Antoine Karam annonce une mission parlementaire de 23 sénateurs "sur le trafic de stupéfiants en provenance de Guyane"

le sénat
Dispositif anti-mules
©Guyane la 1ère
Une mission parlementaire initiée par le Sénat sur le trafic de stupéfiants en provenance de Guyane, à la demande du sénateur Antoine Karam. Elle a pour objectif de dresser un état des lieux du trafic de drogue sur le territoire. 23 sénateurs ont été désignés.
 
Selon les autorités, 20 à 30 mules sont enregistrées par vol commercial en provenance de Guyane à destination de Paris. L’objectif de ce passage en masse pour les « cerveaux » du trafic est de saturer les services des douanes et de la PAF afin que certains  passeurs puissent échapper aux contrôles. Un chiffre effrayant, qui à lui seul résume le trafic de stupéfiants en Guyane. Le confinement sans nul doute a donné un coup d’arrêt brutal à ces activités illicites. La limitation des vols commerciaux, l’arrêt des voyages d’agrément ont changé la donne. Mais avec le retour progressif à la normale, le trafic devrait reprendre de plus belle. Selon le procureur de la République Samuel Filmiez ...« une seule arrestation a eu lieu durant ces près de deux mois de confinement.
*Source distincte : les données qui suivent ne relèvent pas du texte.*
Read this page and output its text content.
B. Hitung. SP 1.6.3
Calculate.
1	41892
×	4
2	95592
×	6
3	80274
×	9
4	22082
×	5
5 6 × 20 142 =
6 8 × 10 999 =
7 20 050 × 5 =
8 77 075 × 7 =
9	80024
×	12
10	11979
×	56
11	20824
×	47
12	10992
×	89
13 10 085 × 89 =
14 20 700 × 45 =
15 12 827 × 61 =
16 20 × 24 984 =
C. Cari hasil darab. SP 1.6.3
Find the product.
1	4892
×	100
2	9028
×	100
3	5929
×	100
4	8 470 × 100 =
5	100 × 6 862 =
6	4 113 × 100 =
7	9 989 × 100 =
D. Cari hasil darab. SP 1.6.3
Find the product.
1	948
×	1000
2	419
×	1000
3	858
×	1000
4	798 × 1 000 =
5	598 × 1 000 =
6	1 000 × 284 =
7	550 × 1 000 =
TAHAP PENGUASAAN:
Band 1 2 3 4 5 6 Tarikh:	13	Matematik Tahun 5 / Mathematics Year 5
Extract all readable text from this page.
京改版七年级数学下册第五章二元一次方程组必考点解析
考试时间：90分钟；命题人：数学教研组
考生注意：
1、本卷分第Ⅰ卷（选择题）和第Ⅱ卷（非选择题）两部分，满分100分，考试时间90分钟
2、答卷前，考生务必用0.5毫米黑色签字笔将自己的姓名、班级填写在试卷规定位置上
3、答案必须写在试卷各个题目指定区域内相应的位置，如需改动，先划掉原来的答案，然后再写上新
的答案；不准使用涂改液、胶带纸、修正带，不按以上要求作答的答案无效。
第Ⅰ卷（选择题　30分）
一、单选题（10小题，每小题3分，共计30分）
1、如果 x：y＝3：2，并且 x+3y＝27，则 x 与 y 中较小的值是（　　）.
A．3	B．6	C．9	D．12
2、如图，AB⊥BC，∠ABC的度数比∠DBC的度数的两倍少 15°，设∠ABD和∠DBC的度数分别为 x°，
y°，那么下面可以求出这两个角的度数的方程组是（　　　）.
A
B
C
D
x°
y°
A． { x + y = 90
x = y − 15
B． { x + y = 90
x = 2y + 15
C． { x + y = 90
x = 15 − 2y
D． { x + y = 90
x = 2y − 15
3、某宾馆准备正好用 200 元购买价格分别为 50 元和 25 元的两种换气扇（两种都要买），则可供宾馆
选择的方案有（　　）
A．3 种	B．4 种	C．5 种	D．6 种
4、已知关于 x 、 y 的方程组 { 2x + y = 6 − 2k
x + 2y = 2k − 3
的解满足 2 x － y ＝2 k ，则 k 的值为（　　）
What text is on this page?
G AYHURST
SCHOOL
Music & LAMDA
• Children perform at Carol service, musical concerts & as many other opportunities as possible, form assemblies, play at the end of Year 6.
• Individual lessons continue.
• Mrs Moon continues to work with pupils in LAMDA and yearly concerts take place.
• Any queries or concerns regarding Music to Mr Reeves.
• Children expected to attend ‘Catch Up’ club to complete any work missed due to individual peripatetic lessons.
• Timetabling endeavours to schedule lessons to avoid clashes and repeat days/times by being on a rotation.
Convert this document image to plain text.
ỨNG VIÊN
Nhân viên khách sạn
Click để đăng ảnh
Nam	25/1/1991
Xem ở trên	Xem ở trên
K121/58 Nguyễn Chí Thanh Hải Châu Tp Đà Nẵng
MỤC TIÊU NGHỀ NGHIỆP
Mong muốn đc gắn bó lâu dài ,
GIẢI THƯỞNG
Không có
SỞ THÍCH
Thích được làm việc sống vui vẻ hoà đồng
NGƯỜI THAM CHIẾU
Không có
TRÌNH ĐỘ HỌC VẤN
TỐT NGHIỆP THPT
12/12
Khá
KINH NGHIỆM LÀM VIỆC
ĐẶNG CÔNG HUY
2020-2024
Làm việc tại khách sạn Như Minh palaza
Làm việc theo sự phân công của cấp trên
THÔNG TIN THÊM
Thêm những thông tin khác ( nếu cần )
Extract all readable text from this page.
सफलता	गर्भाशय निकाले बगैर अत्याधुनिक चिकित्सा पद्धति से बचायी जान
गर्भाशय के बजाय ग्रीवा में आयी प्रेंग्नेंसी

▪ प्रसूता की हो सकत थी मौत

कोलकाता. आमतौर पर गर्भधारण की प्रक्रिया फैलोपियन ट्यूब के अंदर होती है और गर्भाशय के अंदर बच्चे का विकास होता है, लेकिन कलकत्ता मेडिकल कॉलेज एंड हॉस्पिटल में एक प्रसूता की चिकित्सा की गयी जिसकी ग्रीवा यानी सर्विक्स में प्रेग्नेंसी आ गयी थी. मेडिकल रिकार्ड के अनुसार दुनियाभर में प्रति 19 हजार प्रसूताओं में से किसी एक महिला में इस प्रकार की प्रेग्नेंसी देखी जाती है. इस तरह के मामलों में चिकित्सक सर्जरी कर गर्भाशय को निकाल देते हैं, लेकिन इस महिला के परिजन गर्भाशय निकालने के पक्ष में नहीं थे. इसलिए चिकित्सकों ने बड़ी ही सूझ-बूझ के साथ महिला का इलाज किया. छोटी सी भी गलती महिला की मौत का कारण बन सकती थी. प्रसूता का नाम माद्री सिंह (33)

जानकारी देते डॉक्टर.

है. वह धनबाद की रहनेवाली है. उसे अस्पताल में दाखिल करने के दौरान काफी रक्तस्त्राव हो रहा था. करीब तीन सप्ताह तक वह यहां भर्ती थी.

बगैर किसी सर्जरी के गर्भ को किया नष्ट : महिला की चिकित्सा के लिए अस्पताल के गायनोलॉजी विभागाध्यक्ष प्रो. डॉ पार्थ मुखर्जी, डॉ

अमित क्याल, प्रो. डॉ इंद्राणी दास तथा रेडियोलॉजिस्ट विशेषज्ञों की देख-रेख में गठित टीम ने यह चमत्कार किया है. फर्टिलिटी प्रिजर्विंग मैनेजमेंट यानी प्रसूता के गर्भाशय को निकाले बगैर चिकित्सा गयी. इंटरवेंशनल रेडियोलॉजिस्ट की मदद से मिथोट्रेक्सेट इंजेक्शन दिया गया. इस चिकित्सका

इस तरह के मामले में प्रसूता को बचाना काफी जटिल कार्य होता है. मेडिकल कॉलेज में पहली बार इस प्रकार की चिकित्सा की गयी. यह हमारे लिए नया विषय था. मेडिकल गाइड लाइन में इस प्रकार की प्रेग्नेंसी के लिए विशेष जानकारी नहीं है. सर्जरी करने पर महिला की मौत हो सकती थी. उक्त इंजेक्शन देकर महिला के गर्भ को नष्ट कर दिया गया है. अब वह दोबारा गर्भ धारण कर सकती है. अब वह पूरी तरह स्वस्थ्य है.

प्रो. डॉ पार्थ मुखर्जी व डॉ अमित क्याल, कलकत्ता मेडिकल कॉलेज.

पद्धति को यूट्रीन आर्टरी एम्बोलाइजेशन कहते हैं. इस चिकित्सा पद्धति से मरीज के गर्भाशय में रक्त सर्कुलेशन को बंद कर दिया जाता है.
Deux mules ont en outre été placées ce mercredi en garde à vue. Elles seront déférées au Parquet ».
 

Une mission parlementaire

Les sénateurs Antoine Karam et Georges Patient
Les sénateurs de Guyane Antoine Karam et Georges Patient ©Outremer 360°
Les estimations de l’Observatoire régional des drogues et des toxicomanies, datées de 2016, sont claires : 30% la drogue trouvée sur le marché hexagonal proviendraient de Guyane. Un constat souligné par Antoine Karam sénateur de Guyane, qui annonce la création par le Senat à sa demande d’une mission composée de 23 sénateurs dont lui et Georges Patient. Cette mission précise Antoine Karam « ...a pour objet de dresser un état des lieux exhaustif du trafic de stupéfiants, de procéder à l’évaluation du plan d’action interministériel et de formuler des propositions pour améliorer la lutte contre ce trafic ».
Autres objectifs conclue-t-il « le parcours judiciaire et à la réinsertion des mules écrouées, ainsi qu’un avis sur l’installation d’un scanner corporel à l’aéroport Felix Éboué ».
Une mission qui devrait également mesurer la mise en œuvre, sur place, du plan anti-drogue présenté en septembre dernier par le ministre de l’Intérieur.